Author
Listed:
- Cheng, Zhixi
- Sun, Daniel
- Zhao, Yangyang
- Peng, Hui
Abstract
The accelerated urbanization has led to a continuous increase in transportation demand within urban agglomerations. Accurately predicting intercity travel mode choices and exploring the key influencing factors are crucial for comprehensive regional transportation planning. This study proposes a novel three-phase machine learning (ML)-based framework to ensure modeling accuracy while revealing the mechanisms influencing intercity travel mode choices. Utilizing travel survey data from the Xi’an-Baoji intercity passenger transport corridor within the Guanzhong Plain urban agglomeration of China, we employed three state-of-the-art ML classifiers, named Random Forest (RF), eXtreme Gradient Boosting (XGBoost), and Deep Neural Network (DNN), to predict the travel mode choices.

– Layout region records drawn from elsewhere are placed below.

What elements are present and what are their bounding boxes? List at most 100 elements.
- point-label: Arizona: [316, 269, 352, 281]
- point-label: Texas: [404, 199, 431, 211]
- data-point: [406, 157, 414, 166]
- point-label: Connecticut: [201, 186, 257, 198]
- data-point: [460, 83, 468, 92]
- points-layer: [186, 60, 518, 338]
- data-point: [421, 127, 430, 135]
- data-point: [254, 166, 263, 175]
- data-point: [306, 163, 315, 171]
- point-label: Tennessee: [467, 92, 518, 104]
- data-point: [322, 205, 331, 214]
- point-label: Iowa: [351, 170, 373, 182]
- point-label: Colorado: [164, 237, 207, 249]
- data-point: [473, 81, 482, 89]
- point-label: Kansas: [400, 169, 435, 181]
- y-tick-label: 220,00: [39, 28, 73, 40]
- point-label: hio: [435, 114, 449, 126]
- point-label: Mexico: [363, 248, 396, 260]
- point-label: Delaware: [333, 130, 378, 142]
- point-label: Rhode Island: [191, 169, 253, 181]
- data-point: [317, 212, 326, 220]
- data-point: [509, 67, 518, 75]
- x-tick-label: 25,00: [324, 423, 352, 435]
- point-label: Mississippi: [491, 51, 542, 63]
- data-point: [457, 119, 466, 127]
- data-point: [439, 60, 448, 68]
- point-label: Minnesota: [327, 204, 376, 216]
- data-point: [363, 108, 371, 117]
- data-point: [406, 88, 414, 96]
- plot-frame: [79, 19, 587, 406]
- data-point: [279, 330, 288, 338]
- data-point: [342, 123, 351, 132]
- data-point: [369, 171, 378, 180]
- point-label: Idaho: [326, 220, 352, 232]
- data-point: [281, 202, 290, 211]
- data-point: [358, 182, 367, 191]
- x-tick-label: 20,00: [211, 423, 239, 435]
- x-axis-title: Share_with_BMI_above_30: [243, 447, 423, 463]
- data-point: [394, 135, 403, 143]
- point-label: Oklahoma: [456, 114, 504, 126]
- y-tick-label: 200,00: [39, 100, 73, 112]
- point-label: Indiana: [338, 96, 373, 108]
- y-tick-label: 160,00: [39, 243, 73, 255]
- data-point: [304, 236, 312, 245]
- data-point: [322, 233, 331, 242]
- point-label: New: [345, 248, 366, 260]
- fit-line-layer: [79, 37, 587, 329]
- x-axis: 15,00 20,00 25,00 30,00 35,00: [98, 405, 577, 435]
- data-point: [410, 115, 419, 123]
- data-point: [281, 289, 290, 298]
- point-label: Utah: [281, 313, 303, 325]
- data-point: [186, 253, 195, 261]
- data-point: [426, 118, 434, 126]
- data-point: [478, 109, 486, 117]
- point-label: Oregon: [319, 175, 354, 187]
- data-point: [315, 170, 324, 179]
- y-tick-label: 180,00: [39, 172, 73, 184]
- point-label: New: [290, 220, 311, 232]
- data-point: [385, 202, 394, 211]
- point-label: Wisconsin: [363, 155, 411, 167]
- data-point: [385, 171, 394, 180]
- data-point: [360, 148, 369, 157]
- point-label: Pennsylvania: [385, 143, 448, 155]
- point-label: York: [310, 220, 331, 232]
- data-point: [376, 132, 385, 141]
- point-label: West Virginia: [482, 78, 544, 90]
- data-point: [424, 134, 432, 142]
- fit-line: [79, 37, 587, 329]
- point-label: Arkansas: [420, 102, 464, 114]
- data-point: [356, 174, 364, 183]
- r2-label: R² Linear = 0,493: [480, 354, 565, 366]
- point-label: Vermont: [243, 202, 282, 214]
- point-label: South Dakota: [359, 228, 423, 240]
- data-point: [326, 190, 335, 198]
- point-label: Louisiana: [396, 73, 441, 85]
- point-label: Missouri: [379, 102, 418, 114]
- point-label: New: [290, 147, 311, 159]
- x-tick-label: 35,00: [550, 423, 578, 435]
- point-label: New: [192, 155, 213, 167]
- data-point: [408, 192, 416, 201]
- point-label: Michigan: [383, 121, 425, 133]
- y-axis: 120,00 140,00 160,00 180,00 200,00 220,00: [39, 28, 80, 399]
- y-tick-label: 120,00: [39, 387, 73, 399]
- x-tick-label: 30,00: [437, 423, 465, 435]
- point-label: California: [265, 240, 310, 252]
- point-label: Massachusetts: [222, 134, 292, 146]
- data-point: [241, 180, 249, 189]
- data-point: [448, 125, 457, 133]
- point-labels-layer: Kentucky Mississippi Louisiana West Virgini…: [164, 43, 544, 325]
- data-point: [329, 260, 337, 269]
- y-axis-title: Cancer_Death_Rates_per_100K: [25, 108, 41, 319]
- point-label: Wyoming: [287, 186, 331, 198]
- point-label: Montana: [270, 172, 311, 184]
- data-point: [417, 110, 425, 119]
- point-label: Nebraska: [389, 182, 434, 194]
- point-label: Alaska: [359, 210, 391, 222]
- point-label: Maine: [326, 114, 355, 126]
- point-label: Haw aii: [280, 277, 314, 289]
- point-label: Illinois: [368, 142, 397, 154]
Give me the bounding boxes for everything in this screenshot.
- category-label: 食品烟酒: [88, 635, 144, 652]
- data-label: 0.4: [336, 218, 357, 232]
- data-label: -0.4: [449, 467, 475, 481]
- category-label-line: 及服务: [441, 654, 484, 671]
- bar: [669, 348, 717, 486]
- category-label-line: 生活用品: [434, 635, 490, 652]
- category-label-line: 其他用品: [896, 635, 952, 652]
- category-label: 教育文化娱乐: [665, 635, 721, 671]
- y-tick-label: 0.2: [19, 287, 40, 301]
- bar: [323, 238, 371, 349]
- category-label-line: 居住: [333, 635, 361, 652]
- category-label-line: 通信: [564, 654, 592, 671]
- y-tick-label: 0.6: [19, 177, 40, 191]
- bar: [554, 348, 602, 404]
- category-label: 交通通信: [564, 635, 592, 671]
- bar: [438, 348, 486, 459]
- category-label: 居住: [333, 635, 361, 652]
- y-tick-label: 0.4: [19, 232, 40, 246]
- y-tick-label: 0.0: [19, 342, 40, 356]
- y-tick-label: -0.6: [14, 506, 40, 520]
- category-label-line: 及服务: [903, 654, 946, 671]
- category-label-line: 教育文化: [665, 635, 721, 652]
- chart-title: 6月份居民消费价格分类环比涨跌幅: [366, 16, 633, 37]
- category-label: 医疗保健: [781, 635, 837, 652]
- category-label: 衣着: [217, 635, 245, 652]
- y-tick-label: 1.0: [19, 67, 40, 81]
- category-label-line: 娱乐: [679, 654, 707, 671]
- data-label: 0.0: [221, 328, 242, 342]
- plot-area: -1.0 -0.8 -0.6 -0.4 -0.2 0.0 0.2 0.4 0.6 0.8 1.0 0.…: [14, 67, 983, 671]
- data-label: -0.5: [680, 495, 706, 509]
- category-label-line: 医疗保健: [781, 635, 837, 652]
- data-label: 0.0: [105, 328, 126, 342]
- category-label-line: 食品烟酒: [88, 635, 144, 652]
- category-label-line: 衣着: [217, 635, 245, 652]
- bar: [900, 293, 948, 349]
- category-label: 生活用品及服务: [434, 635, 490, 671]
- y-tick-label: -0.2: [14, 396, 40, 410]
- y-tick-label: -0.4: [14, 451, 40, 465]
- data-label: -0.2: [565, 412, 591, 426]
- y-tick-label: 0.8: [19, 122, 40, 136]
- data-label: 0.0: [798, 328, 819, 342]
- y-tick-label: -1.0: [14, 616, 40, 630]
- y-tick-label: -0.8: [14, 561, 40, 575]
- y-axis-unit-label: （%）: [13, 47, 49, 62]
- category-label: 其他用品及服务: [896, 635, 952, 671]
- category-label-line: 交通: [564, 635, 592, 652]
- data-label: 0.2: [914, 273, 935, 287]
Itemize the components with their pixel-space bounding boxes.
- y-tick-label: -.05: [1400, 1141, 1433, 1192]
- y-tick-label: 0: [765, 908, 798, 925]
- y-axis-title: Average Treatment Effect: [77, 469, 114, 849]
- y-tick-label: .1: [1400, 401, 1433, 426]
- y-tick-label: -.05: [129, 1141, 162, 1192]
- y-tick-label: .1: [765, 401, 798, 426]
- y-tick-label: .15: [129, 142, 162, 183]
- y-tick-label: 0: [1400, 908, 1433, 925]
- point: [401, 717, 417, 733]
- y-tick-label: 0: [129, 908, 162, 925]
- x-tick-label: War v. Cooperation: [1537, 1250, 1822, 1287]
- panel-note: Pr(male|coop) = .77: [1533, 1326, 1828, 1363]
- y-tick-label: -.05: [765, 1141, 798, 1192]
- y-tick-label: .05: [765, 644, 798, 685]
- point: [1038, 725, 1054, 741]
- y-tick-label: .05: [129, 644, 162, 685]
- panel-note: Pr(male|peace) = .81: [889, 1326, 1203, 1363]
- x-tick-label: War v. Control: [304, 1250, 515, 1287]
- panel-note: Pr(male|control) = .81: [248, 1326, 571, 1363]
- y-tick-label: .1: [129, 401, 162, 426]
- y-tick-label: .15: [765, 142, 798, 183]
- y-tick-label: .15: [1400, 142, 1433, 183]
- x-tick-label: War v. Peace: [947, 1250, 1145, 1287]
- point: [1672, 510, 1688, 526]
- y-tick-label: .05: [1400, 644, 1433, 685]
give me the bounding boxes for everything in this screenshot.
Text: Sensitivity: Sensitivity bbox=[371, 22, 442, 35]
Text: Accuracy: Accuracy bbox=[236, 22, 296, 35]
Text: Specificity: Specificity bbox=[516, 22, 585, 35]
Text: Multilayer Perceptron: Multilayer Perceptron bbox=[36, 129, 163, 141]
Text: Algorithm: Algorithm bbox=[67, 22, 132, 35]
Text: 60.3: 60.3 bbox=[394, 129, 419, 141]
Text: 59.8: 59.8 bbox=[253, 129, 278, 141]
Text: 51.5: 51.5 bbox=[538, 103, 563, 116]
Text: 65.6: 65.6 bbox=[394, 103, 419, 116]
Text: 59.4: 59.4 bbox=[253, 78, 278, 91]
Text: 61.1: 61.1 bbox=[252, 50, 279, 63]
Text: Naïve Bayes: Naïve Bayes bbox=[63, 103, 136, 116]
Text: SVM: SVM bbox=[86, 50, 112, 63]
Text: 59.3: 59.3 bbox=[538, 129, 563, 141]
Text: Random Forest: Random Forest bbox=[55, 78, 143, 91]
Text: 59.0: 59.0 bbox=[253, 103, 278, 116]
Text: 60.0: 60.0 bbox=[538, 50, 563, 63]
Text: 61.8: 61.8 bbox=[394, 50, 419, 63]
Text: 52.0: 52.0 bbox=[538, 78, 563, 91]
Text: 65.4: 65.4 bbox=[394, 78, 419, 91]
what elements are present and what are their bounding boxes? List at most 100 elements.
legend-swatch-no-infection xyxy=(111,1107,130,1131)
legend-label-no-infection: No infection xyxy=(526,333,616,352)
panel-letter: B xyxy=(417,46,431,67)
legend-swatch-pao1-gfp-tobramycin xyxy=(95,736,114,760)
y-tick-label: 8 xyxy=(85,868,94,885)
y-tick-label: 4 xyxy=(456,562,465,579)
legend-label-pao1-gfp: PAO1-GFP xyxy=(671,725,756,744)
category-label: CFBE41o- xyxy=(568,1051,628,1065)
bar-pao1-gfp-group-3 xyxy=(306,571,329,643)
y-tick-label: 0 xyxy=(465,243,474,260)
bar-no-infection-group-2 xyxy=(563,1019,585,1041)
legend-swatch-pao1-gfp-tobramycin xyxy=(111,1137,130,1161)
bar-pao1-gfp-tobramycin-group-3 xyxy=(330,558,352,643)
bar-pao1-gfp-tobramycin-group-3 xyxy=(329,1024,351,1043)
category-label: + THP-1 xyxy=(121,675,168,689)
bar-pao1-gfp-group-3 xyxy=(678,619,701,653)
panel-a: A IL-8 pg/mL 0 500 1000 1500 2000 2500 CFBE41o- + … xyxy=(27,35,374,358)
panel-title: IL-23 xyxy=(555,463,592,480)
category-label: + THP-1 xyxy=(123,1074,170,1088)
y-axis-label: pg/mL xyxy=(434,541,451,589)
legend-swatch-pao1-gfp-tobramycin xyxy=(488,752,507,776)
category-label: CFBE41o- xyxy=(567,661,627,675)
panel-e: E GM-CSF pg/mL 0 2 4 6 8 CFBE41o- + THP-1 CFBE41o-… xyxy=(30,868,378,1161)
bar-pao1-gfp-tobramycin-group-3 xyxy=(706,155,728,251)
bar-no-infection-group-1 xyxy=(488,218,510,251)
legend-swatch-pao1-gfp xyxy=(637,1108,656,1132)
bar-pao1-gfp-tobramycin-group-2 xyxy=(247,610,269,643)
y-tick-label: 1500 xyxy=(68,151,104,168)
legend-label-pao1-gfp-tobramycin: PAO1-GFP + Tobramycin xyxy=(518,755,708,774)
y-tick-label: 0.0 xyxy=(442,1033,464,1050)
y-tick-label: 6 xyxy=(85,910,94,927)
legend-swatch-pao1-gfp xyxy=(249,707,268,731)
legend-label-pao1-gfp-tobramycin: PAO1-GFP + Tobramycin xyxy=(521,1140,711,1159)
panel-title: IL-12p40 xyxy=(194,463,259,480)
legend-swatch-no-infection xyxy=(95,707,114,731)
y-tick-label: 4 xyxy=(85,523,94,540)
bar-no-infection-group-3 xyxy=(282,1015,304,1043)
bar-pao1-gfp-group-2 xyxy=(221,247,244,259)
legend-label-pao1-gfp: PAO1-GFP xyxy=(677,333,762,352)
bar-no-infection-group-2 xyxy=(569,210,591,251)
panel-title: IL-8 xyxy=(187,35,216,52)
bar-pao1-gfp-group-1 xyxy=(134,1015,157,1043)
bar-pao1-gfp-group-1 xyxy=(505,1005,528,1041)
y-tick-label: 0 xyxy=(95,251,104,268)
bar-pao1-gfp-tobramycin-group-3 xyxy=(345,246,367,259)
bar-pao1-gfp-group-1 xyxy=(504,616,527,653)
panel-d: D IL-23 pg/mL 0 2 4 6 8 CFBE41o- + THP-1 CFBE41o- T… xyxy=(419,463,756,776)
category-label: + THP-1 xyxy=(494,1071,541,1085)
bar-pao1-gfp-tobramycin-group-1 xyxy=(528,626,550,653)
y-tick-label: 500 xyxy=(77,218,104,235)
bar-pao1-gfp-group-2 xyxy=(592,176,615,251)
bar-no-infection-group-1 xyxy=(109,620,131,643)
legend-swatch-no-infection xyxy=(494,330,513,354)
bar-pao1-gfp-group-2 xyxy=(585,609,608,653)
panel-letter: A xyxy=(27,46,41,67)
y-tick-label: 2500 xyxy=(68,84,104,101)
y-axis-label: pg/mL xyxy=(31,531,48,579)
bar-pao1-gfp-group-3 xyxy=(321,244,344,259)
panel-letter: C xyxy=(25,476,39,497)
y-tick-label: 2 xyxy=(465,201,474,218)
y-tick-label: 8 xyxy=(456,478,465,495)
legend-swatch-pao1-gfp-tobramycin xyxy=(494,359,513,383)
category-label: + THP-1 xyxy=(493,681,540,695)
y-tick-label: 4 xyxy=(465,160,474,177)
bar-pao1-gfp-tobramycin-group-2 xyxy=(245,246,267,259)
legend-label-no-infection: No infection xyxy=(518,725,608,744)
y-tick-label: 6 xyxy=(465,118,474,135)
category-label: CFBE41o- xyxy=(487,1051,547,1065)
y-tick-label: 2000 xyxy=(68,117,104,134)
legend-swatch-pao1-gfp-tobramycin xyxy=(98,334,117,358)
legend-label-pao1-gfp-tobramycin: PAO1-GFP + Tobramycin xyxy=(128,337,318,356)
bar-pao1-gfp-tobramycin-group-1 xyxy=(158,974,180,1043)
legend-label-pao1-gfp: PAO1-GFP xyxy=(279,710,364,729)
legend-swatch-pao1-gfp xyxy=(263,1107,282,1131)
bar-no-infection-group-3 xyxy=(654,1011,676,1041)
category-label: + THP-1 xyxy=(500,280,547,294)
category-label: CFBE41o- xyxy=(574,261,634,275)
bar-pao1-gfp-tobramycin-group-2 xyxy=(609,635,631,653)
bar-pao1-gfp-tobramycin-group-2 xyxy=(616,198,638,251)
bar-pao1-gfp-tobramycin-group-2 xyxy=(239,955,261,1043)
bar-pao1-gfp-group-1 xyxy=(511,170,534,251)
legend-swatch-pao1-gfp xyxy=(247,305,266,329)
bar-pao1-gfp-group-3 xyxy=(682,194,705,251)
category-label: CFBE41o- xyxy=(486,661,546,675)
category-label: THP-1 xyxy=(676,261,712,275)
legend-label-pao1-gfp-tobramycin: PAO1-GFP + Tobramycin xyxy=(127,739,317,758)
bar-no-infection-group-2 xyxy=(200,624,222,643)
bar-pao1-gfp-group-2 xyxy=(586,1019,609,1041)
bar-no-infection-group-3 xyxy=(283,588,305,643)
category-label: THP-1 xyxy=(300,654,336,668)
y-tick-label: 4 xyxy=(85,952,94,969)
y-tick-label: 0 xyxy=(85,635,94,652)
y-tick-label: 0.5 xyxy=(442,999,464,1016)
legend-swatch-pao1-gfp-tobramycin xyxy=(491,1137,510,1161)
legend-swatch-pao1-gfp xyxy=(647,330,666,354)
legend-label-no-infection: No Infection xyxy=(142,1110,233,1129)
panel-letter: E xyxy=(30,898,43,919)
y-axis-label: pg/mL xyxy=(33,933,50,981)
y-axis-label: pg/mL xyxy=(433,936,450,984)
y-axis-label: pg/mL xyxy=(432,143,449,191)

Then, SHAP-based analysis was introduced to reveal the relative importance of different factors in mode choice and examined the interaction effects among the factors. The results demonstrated that the XGBoost model achieved the best predictive performance, particularly exhibiting significant advantages in probability assessment metrics. Travel distance was revealed with the most significant impact on mode choice, which exhibits nonlinear relationships and threshold effects across different modes, reflecting the trends in mode shifts at varying distance levels. Furthermore, compared to long-distance intercity travel, travelers demonstrated a higher sensitivity to the cost-effectiveness of the mode choices. The findings may provide policy and practical implications for transit-oriented strategies in achieving the sustainable development of urban agglomerations.
Suggested Citation
Cheng, Zhixi & Sun, Daniel & Zhao, Yangyang & Peng, Hui, 2025.
"Investigating the factors influencing intercity travel mode choice in urban agglomerations: Insights from a three-phase framework,"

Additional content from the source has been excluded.